Isn’t that so relevant to the work we do working with people who, for whatever reason, have found the foundations on which they have tried to build insecure and treacherous? Dreams and ambitions so often result in ruin when the groundwork which is needed to achieve them is not in place and the get-rich-quick society has so often created lives which fail to live up to their potential. In Apex we see so many lives damaged by attempts to find shortcuts to happiness, or by actions carried out without a consideration of the consequences. What is often tragic is to see how few are equipped to handle failure or knock-backs despite having often known little else in their lives, and repeating the same mistakes again and again.
Society tends to assume that people who fall foul of the legal system or who struggle to obtain or maintain employment are in some way either deficient or deviant or deliberately dependent, and often it seems that the policies and schemes put in place to ‘deal with them’ are based around such notions. Ideological mantras about being tough on crime, getting people off benefits and into work, or cutting out the scroungers result in systems which are simplistic in terms of what they seek to achieve because the presumption on which they are established is overly simplistic.
People tend, in my experience, to find themselves in less than positive situations because the foundations on which success can be built such as strong relationships, good parenting, helpful role models, nurturing environments, and so forth, have either not been available to them or have proved to be fragile. This is something which has been strongly evidenced around the work on Adverse Childhood Experiences and is equally true in adulthood as in children. If we continue to hope that high volume, rapid throughput, quick-fix systems are going to change our society, then we are deluding ourselves and laying up problems for the future. It is the unglamourous, often hidden, so-called “soft” outcome activities which lay the foundations for success, and this is often slow and messy.

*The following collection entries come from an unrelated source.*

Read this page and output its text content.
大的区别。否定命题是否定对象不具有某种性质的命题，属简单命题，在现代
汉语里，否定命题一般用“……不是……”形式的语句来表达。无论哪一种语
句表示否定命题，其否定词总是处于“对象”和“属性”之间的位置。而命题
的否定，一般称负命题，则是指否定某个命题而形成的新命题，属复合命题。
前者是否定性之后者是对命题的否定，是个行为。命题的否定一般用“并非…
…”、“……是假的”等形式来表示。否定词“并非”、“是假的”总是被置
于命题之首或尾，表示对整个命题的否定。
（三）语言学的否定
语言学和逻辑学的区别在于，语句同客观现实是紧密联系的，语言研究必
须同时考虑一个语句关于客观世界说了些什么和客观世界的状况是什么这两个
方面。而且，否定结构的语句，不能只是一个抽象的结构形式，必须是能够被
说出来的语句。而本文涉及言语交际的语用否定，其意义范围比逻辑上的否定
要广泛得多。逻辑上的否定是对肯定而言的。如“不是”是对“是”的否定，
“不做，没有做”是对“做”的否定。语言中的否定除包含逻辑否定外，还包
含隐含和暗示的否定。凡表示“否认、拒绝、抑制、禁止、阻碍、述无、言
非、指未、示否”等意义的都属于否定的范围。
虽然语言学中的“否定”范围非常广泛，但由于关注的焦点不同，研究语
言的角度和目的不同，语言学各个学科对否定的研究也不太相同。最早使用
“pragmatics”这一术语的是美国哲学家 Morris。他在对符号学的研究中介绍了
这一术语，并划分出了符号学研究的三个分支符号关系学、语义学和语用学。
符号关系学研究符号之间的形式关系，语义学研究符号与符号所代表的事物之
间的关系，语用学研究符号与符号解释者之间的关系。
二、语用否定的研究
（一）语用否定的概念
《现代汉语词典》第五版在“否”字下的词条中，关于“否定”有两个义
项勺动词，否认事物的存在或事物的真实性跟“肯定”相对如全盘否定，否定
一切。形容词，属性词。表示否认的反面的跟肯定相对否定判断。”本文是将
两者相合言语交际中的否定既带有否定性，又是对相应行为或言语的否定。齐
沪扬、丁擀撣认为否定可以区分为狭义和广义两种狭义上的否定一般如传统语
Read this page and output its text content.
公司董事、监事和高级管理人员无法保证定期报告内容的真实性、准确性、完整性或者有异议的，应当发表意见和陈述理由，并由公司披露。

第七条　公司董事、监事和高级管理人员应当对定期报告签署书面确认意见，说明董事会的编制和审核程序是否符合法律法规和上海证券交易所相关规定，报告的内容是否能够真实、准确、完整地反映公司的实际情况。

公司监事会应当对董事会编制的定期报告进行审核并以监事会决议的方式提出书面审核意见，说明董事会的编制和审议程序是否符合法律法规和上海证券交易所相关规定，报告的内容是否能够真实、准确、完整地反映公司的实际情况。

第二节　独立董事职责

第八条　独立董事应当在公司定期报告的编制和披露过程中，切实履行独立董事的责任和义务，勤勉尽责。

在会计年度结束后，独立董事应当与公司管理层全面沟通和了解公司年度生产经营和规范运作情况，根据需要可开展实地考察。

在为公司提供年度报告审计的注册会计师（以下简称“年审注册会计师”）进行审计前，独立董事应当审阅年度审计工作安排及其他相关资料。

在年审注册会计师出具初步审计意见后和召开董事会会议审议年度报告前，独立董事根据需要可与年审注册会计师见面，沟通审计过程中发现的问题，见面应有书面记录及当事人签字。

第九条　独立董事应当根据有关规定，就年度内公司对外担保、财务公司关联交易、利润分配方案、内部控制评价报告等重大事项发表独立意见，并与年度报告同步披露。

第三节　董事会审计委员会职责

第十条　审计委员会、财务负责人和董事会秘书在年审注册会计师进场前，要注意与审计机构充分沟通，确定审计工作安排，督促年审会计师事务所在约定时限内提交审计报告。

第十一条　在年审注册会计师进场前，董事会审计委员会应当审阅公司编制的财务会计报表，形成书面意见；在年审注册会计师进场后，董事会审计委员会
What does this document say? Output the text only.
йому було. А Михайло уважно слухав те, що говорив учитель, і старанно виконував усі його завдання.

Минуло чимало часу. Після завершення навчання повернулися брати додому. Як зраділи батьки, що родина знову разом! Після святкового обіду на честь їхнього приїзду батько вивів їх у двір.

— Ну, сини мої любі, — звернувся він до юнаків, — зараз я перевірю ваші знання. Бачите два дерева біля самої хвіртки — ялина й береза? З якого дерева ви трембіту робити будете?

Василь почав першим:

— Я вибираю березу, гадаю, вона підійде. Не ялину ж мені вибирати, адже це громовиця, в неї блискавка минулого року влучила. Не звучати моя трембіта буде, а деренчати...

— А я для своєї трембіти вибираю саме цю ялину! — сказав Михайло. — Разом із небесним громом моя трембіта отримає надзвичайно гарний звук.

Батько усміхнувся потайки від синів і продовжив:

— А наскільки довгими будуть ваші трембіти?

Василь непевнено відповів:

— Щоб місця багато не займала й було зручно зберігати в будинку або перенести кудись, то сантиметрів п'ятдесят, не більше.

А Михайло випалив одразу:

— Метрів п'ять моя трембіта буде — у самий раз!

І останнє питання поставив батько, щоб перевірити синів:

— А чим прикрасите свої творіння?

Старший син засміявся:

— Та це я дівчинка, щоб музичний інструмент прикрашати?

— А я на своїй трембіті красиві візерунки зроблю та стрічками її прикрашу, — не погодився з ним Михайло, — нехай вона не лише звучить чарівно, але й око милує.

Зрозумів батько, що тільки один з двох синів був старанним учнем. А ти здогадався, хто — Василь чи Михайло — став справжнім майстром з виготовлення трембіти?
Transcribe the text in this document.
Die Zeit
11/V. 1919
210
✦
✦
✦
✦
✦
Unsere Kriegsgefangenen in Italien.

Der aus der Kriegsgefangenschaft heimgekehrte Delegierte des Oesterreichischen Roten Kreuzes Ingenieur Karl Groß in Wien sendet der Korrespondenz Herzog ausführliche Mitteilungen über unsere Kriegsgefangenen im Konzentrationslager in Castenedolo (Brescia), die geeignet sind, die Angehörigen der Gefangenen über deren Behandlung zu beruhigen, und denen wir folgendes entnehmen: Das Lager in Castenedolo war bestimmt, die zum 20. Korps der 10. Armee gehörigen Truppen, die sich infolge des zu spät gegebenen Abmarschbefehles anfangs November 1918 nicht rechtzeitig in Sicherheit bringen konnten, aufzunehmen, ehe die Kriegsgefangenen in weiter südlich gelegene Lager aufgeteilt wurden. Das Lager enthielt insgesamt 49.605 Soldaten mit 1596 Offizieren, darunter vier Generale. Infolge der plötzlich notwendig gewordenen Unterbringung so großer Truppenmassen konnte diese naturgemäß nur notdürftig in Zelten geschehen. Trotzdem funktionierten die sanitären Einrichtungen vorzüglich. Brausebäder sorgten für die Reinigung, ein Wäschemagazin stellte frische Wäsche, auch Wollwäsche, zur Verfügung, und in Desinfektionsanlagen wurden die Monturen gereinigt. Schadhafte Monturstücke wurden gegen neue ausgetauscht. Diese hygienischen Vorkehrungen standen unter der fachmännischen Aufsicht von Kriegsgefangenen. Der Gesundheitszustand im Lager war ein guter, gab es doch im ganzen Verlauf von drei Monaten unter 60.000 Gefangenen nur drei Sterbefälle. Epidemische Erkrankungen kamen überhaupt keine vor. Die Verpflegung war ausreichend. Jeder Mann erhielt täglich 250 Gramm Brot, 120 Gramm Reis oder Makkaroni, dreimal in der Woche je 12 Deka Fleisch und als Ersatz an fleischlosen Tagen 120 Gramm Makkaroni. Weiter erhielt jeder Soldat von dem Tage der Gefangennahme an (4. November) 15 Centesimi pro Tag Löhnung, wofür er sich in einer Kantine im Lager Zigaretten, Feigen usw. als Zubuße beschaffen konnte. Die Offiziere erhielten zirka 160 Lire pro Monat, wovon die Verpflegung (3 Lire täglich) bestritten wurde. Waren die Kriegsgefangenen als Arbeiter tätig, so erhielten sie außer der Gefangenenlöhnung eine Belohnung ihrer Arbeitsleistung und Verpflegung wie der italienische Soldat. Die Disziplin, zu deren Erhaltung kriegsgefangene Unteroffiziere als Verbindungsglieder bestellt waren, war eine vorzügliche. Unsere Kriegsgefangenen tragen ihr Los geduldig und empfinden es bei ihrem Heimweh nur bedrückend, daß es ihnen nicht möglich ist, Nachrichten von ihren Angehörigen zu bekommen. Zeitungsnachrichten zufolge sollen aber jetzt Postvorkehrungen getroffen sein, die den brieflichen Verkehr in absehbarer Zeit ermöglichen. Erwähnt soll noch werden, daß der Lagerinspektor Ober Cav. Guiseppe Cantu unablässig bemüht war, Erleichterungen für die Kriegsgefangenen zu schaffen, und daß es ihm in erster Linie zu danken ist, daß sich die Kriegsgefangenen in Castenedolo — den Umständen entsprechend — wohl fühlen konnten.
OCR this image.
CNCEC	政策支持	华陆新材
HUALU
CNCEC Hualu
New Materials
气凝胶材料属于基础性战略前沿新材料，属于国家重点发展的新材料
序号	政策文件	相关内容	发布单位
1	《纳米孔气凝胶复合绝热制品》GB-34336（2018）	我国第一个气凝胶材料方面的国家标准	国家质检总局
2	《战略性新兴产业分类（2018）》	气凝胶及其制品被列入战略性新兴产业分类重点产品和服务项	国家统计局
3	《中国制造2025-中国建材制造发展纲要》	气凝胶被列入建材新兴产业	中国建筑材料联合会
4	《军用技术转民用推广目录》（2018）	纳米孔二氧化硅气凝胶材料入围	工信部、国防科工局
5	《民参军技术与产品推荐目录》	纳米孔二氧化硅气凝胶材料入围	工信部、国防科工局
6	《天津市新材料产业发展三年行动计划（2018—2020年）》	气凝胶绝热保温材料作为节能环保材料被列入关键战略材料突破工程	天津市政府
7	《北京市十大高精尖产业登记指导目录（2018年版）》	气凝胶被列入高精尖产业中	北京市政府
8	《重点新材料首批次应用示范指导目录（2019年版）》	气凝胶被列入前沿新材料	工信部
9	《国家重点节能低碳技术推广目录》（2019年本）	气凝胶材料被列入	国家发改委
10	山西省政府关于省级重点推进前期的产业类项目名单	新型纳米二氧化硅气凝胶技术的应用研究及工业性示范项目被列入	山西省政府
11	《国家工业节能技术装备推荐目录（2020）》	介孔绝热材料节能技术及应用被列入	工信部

Imagine if people who commissioned buildings decided they just wanted it done quickly with no thought to what it is built upon? It would be disastrous. I wonder why it is then that so often activities aimed at supporting people adopt the same mentality? Maybe we should make sure that the process of commissioning services starts from a co-production basis and includes those who know that it is the preparatory work we do with people which will determine whether any system actually works?